The Andania made her maiden voyage on 14 July 1913 from Liverpool via Southampton to Quebec and Montreal.

In August 1914 she was requisitioned as a troopship and made several trips carrying Canadian troops, from 26 September to 27 October 1914. The Andania was used to accommodate German POWs in the Thames from 28 October 1914 to 23 February 1915.

From 24 February 1915 onwards the ship was used in the Gallipoli campaign when she was used to transport the Royal Inniskilling Fusiliers and Royal Dublin Fusiliers to Cape Helles for the landings at Suvla. In late December 1915 she took the 13th and 14th York and Lancaster Regiment (Barnsley Pals) from Plymouth to Port Said in Egypt, to defend the Suez Canal. Her duties supporting the Mediterranean Expeditionary Force ended on 2 March 1916.
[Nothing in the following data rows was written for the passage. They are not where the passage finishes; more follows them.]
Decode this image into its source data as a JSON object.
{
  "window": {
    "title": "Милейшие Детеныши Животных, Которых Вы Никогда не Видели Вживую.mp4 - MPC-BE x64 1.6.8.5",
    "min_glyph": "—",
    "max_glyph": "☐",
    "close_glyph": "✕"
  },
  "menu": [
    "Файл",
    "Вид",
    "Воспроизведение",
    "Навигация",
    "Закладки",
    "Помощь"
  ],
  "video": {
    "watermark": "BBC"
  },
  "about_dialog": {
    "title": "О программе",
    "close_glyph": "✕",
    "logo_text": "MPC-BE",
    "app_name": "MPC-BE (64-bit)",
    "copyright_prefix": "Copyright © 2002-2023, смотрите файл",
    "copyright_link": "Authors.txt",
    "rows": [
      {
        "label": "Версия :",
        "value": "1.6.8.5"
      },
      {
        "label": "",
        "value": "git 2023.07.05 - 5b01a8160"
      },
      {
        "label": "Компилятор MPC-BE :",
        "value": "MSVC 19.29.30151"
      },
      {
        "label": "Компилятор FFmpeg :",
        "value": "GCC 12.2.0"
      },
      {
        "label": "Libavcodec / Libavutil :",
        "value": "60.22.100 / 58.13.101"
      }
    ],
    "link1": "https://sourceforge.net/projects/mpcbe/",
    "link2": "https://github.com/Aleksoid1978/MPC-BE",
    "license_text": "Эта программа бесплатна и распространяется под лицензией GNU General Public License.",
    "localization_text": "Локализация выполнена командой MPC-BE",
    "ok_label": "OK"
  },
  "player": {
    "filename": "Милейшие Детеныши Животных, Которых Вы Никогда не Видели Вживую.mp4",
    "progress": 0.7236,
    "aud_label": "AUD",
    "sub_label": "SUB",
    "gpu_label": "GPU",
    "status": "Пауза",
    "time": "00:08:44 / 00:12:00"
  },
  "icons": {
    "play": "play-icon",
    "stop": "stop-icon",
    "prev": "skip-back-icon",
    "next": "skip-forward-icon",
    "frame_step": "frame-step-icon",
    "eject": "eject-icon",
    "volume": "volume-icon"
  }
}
After transporting more Canadian troops in 1916, she returned to passenger service in 1917 on the Liverpool – New York route. Andania left Liverpool on 26 January 1918 with 40 passengers and a crew of about 200. she was part of a convoy of seven ships. On 27 January she was hit amidships by a torpedo from German submarine captained by Leo Hillebrand, two miles north-northeast of Rathlin East (Altacarry Head) lighthouse on Rathlin Island, County Antrim. She immediately listed to starboard and began to sink. Attempts were made to tow the ship but she sank after a few hours. The passengers were saved, but seven crew members were killed. The wreck lies at a depth of between 175 to 189 m.